Sweden’s Yellow Bird, which went on to film the Larsson books, made its name producing 26 TV films about troubled Ystad police detective Kurt Wallander, starring Krister Henriksson. It teamed with Left Bank Pictures for a six-film English-language series starring Kenneth Branagh. Branagh will shoot three more Wallander episodes this year, while also mulling a theatrical adaptation of Mankell’s standalone novel, Italian Shoes.
Yellow Bird and Nordisk Film, which collaborated on the Millennium trilogy, have teamed again for six films from the books by Marklund about Swedish crime reporter Annika Bengtzon, who combines motherhood and a personal life with her investigations. TV4 (Sweden) and ARD Degato (Germany) will co-produce; one of the films, Nobel’s Last Will, is planned as a theatrical release and the rest are aimed for TV and DVD.

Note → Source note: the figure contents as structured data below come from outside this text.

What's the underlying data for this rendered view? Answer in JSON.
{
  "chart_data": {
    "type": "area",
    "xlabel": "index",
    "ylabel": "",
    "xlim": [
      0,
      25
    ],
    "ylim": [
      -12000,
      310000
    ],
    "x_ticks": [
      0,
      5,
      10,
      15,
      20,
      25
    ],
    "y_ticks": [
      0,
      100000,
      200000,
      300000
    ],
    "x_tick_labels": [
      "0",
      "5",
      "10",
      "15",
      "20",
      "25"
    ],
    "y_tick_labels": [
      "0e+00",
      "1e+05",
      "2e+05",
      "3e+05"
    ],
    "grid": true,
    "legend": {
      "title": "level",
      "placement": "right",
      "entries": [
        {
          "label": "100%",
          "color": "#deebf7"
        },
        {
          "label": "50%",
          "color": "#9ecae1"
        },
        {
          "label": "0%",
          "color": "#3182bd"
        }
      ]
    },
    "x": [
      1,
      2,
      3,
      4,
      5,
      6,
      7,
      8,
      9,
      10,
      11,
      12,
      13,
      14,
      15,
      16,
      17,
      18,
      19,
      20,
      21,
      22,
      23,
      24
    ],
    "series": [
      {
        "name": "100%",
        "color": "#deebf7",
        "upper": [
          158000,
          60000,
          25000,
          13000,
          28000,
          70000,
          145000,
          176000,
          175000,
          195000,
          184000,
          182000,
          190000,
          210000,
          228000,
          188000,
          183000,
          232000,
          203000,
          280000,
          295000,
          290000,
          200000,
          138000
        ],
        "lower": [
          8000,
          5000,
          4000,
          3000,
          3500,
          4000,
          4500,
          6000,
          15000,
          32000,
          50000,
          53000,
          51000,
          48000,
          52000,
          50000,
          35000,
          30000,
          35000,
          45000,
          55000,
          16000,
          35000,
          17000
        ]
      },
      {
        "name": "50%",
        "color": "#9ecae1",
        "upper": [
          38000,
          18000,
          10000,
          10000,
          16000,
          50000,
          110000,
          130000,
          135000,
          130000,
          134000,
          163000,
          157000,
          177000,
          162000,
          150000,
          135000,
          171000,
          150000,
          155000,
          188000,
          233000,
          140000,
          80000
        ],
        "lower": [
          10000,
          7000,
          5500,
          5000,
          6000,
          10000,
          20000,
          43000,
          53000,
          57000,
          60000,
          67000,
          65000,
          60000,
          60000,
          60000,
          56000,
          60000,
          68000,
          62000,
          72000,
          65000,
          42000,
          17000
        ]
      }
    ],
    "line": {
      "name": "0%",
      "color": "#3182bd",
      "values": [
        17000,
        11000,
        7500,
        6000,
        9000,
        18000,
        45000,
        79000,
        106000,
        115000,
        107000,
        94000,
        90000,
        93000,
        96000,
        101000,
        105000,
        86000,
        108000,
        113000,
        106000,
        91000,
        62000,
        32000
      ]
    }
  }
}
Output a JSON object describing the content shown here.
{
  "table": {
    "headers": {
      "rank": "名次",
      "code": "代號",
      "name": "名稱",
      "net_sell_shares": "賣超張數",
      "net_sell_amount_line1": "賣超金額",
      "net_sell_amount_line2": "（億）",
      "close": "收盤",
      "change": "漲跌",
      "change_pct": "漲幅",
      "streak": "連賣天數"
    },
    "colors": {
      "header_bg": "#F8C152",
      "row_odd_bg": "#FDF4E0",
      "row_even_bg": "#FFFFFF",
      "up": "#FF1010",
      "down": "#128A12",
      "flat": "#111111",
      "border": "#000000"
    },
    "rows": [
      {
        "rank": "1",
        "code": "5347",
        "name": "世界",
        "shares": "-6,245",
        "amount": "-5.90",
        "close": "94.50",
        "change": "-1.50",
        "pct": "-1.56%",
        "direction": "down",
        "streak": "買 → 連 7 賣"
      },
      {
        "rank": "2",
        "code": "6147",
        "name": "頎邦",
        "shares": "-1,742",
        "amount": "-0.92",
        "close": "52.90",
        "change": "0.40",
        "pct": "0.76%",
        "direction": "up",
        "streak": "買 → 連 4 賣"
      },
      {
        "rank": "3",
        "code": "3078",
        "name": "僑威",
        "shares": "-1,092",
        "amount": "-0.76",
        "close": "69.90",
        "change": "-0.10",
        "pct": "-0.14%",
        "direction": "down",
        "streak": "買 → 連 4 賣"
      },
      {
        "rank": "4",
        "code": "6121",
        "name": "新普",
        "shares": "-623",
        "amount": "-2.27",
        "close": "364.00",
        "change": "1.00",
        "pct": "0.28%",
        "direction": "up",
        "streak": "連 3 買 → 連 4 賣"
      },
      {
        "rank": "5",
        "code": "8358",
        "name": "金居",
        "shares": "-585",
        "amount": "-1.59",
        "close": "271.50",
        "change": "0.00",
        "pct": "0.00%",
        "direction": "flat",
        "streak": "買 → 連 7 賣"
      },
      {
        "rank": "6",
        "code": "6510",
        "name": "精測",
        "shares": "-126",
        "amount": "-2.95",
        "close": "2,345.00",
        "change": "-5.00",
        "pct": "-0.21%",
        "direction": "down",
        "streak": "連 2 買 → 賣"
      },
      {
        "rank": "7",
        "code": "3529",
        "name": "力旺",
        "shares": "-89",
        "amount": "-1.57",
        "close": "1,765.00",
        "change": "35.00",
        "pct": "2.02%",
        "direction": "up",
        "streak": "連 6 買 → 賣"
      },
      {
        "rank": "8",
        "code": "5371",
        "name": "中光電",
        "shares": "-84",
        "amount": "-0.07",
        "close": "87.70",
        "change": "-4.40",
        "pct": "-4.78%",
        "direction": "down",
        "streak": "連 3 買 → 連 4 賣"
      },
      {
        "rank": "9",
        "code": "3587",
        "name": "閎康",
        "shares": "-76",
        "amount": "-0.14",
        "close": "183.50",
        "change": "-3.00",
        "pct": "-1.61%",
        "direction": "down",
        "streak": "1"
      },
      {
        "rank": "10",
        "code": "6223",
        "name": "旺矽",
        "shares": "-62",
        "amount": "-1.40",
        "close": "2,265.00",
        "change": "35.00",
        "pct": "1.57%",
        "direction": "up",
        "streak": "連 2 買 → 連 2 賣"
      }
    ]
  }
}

Norway’s bestselling writer, Nesbo sealed a deal with Working Title Films for The Snowman, the seventh in his series of novels about hard-drinking, drug-taking Oslo cop Harry Hole. Nesbo has written nine novels in the series, which features some particularly deviant serial killers. Meanwhile his standalone novel about an art thief, Headhunters, has been made into a film by Yellow Bird, which TrustNordisk has sold widely and which screened at Locarno before it heads to Toronto next month.
Finland’s Solar Films has started production on six back-to-back features based on Maki’s novels about hard-boiled private investigator Jussi Valtteri Vares, who lives in Turku and has a penchant for beer and women. Antti Reini will play the lead in the films, at least two of which are being planned as theatrical releases. TrustNordisk is selling international rights.
Danish production outfits Zentropa and Nordisk Film are teaming with ZDF’s production house Network Movie to create screenplays based on Adler-Olsen’s books about Department Q, kicking off with The Woman In The Cage (retitled Mercy in English-speaking territories). Chief detective in the department is Carl Morck, a classic Nordic grouch known in the force for his sarcastic humour and limited people skills. TrustNordisk is handling international sales.
Indridason’s bestselling 11-book crime series about haunted, chain-smoking Inspector Erlendur hit the screen in 2006 with Jar City, the third in the series, made into a film directed by Baltasar Kormakur. The film was a box-office hit and won the top prize at Karlovy Vary that year; Kormakur has plans for a Jar City US remake set in Louisiana. Indridason meanwhile wrote the script for Kormakur’s 2008 thriller Reykjavik-Rotterdam, which he has remade in the US as Contraband, starring Mark Wahlberg.